An EP is seen as a figure of authority in schools – but from where is their expertise drawn, upon what is their authority based? If their input is, as it seems to be, primarily at a staff level rather than at the level of the learner, how do they gain and sustain an understanding of how a pupil learns? Perhaps an understanding of this nature is not seen as central to their role?

A fairly generic description of the role is that EPs 'work within local authorities, in partnership with families and other professionals, to help children and young people achieve their full potential. ... They use their training in psychology and knowledge of child development to assess difficulties children may be having with their learning.' Does this imply that EPs should be contributing some further information about the learner, or is it enough that they use their psychological perspectives and understandings to add another dimension to the existing understandings? That seems often to be the dominant strand of their contribution, and I wonder if it is enough.

The central focus of the work of practitioner psychologists in schools seems increasingly to be children's mental health and well-being, and this is unarguably as it should be. But in taking a systems-level approach to school-wide mental health and well-being issues, is there a danger of responding to symptoms rather than addressing causes? Classrooms, and what happens in them, day by day and to each individual learner, are self-evidently at the absolute heart of education. Schools where children are succeeding appropriately in their daily learning are schools where children are happy, their in-school well-being flowing directly from successful learning. 

Learning, in all its forms, must lie at the heart of schooling and schools. Each of us learns in our own unique way, drawing upon our own unique patterns of strengths and weaknesses, and the ways in which these will have interacted continuously to form each of us as a learner. Learning is incredibly complex, dynamic and idiosyncratic, involving a multitude of subtle and simultaneous skills and domains of knowledge. Gaining and sustaining an understanding of the detailed dynamics of learning seems wholly central to what educational psychologists should be doing, if part of their their role is advise and support when difficulties are encountered.

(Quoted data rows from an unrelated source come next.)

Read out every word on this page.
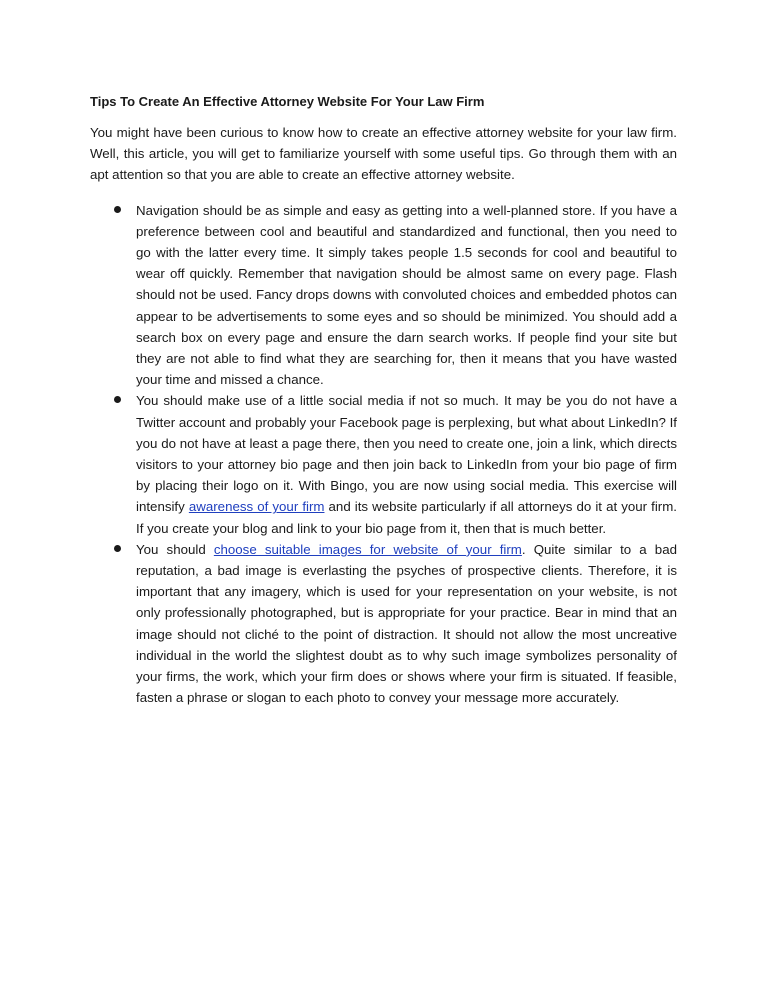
Tips To Create An Effective Attorney Website For Your Law Firm

You might have been curious to know how to create an effective attorney website for your law firm. Well, this article, you will get to familiarize yourself with some useful tips. Go through them with an apt attention so that you are able to create an effective attorney website.

Navigation should be as simple and easy as getting into a well-planned store. If you have a preference between cool and beautiful and standardized and functional, then you need to go with the latter every time. It simply takes people 1.5 seconds for cool and beautiful to wear off quickly. Remember that navigation should be almost same on every page. Flash should not be used. Fancy drops downs with convoluted choices and embedded photos can appear to be advertisements to some eyes and so should be minimized. You should add a search box on every page and ensure the darn search works. If people find your site but they are not able to find what they are searching for, then it means that you have wasted your time and missed a chance.
You should make use of a little social media if not so much. It may be you do not have a Twitter account and probably your Facebook page is perplexing, but what about LinkedIn? If you do not have at least a page there, then you need to create one, join a link, which directs visitors to your attorney bio page and then join back to LinkedIn from your bio page of firm by placing their logo on it. With Bingo, you are now using social media. This exercise will intensify awareness of your firm and its website particularly if all attorneys do it at your firm. If you create your blog and link to your bio page from it, then that is much better.
You should choose suitable images for website of your firm. Quite similar to a bad reputation, a bad image is everlasting the psyches of prospective clients. Therefore, it is important that any imagery, which is used for your representation on your website, is not only professionally photographed, but is appropriate for your practice. Bear in mind that an image should not cliché to the point of distraction. It should not allow the most uncreative individual in the world the slightest doubt as to why such image symbolizes personality of your firms, the work, which your firm does or shows where your firm is situated. If feasible, fasten a phrase or slogan to each photo to convey your message more accurately.
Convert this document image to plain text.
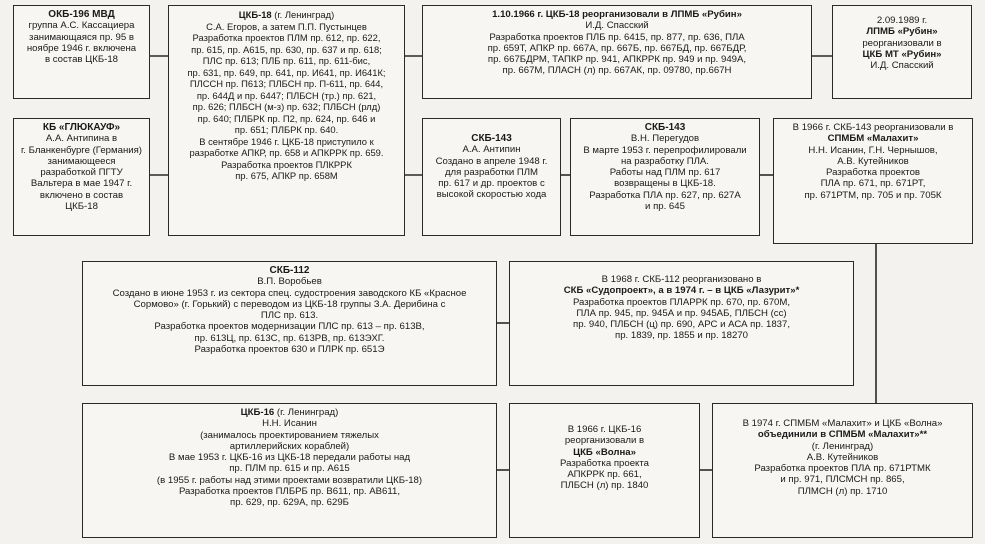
ОКБ-196 МВД

группа А.С. Кассациера

занимающаяся пр. 95 в

ноябре 1946 г. включена

в состав ЦКБ-18

ЦКБ-18 (г. Ленинград)

С.А. Егоров, а затем П.П. Пустынцев

Разработка проектов ПЛМ пр. 612, пр. 622,

пр. 615, пр. А615, пр. 630, пр. 637 и пр. 618;

ПЛС пр. 613; ПЛБ пр. 611, пр. 611-бис,

пр. 631, пр. 649, пр. 641, пр. И641, пр. И641К;

ПЛССН пр. П613; ПЛБСН пр. П-611, пр. 644,

пр. 644Д и пр. 6447; ПЛБСН (тр.) пр. 621,

пр. 626; ПЛБСН (м-з) пр. 632; ПЛБСН (рлд)

пр. 640; ПЛБРК пр. П2, пр. 624, пр. 646 и

пр. 651; ПЛБРК пр. 640.

В сентябре 1946 г. ЦКБ-18 приступило к

разработке АПКР, пр. 658 и АПКРРК пр. 659.

Разработка проектов ПЛКРРК

пр. 675, АПКР пр. 658М

1.10.1966 г. ЦКБ-18 реорганизовали в ЛПМБ «Рубин»

И.Д. Спасский

Разработка проектов ПЛБ пр. 6415, пр. 877, пр. 636, ПЛА

пр. 659Т, АПКР пр. 667А, пр. 667Б, пр. 667БД, пр. 667БДР,

пр. 667БДРМ, ТАПКР пр. 941, АПКРРК пр. 949 и пр. 949А,

пр. 667М, ПЛАСН (л) пр. 667АК, пр. 09780, пр.667Н

2.09.1989 г.

ЛПМБ «Рубин»

реорганизовали в

ЦКБ МТ «Рубин»

И.Д. Спасский

КБ «ГЛЮКАУФ»

А.А. Антипина в

г. Бланкенбурге (Германия)

занимающееся

разработкой ПГТУ

Вальтера в мае 1947 г.

включено в состав

ЦКБ-18

СКБ-143

А.А. Антипин

Создано в апреле 1948 г.

для разработки ПЛМ

пр. 617 и др. проектов с

высокой скоростью хода

СКБ-143

В.Н. Перегудов

В марте 1953 г. перепрофилировали

на разработку ПЛА.

Работы над ПЛМ пр. 617

возвращены в ЦКБ-18.

Разработка ПЛА пр. 627, пр. 627А

и пр. 645

В 1966 г. СКБ-143 реорганизовали в

СПМБМ «Малахит»

Н.Н. Исанин, Г.Н. Чернышов,

А.В. Кутейников

Разработка проектов

ПЛА пр. 671, пр. 671РТ,

пр. 671РТМ, пр. 705 и пр. 705К

СКБ-112

В.П. Воробьев

Создано в июне 1953 г. из сектора спец. судостроения заводского КБ «Красное

Сормово» (г. Горький) с переводом из ЦКБ-18 группы З.А. Дерибина с

ПЛС пр. 613.

Разработка проектов модернизации ПЛС пр. 613 – пр. 613В,

пр. 613Ц, пр. 613С, пр. 613РВ, пр. 613ЭХГ.

Разработка проектов 630 и ПЛРК пр. 651Э

В 1968 г. СКБ-112 реорганизовано в

СКБ «Судопроект», а в 1974 г. – в ЦКБ «Лазурит»*

Разработка проектов ПЛАРРК пр. 670, пр. 670М,

ПЛА пр. 945, пр. 945А и пр. 945АБ, ПЛБСН (сс)

пр. 940, ПЛБСН (ц) пр. 690, АРС и АСА пр. 1837,

пр. 1839, пр. 1855 и пр. 18270

ЦКБ-16 (г. Ленинград)

Н.Н. Исанин

(занималось проектированием тяжелых

артиллерийских кораблей)

В мае 1953 г. ЦКБ-16 из ЦКБ-18 передали работы над

пр. ПЛМ пр. 615 и пр. А615

(в 1955 г. работы над этими проектами возвратили ЦКБ-18)

Разработка проектов ПЛБРБ пр. В611, пр. АВ611,

пр. 629, пр. 629А, пр. 629Б

В 1966 г. ЦКБ-16

реорганизовали в

ЦКБ «Волна»

Разработка проекта

АПКРРК пр. 661,

ПЛБСН (л) пр. 1840

В 1974 г. СПМБМ «Малахит» и ЦКБ «Волна»

объединили в СПМБМ «Малахит»**

(г. Ленинград)

А.В. Кутейников

Разработка проектов ПЛА пр. 671РТМК

и пр. 971, ПЛСМСН пр. 865,

ПЛМСН (л) пр. 1710
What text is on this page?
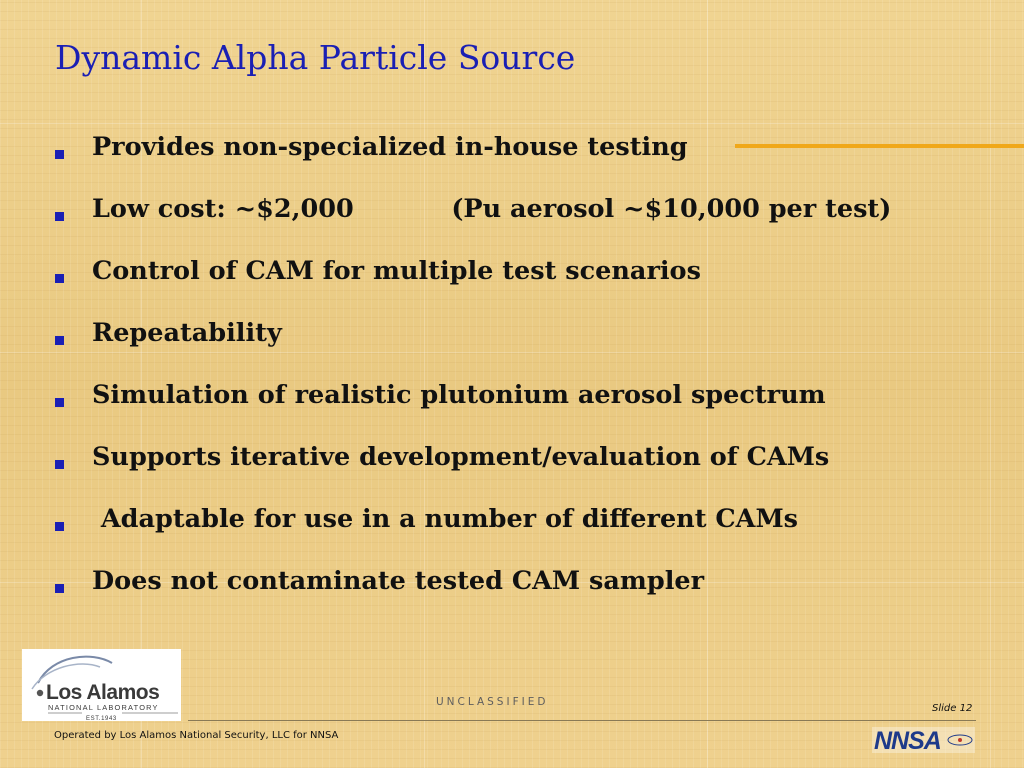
Dynamic Alpha Particle Source
Provides non-specialized in-house testing
Low cost: ~$2,000           (Pu aerosol ~$10,000 per test)
Control of CAM for multiple test scenarios
Repeatability
Simulation of realistic plutonium aerosol spectrum
Supports iterative development/evaluation of CAMs
Adaptable for use in a number of different CAMs
Does not contaminate tested CAM sampler
Los Alamos
NATIONAL LABORATORY
EST.1943
UNCLASSIFIED
Slide 12
Operated by Los Alamos National Security, LLC for NNSA	NNSA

The child who finds learning difficult may well be observed, will certainly be discussed, written about, read about… but less often, it seems, worked with. In a culture where standardised testing is increasingly dominant as a means of measuring and comparing progress at a school level, it seems paradoxical that, for many EPs, trying to understand learning at an individual level is regarded with a certain scorn. Caution about focusing primarily upon 'in-child' explanations is understandable. We do not wish to pathologise and medicalise normal behaviours. But we do want to understand those behaviours, and how they impact on children's learning. Who is best placed to provide that understanding?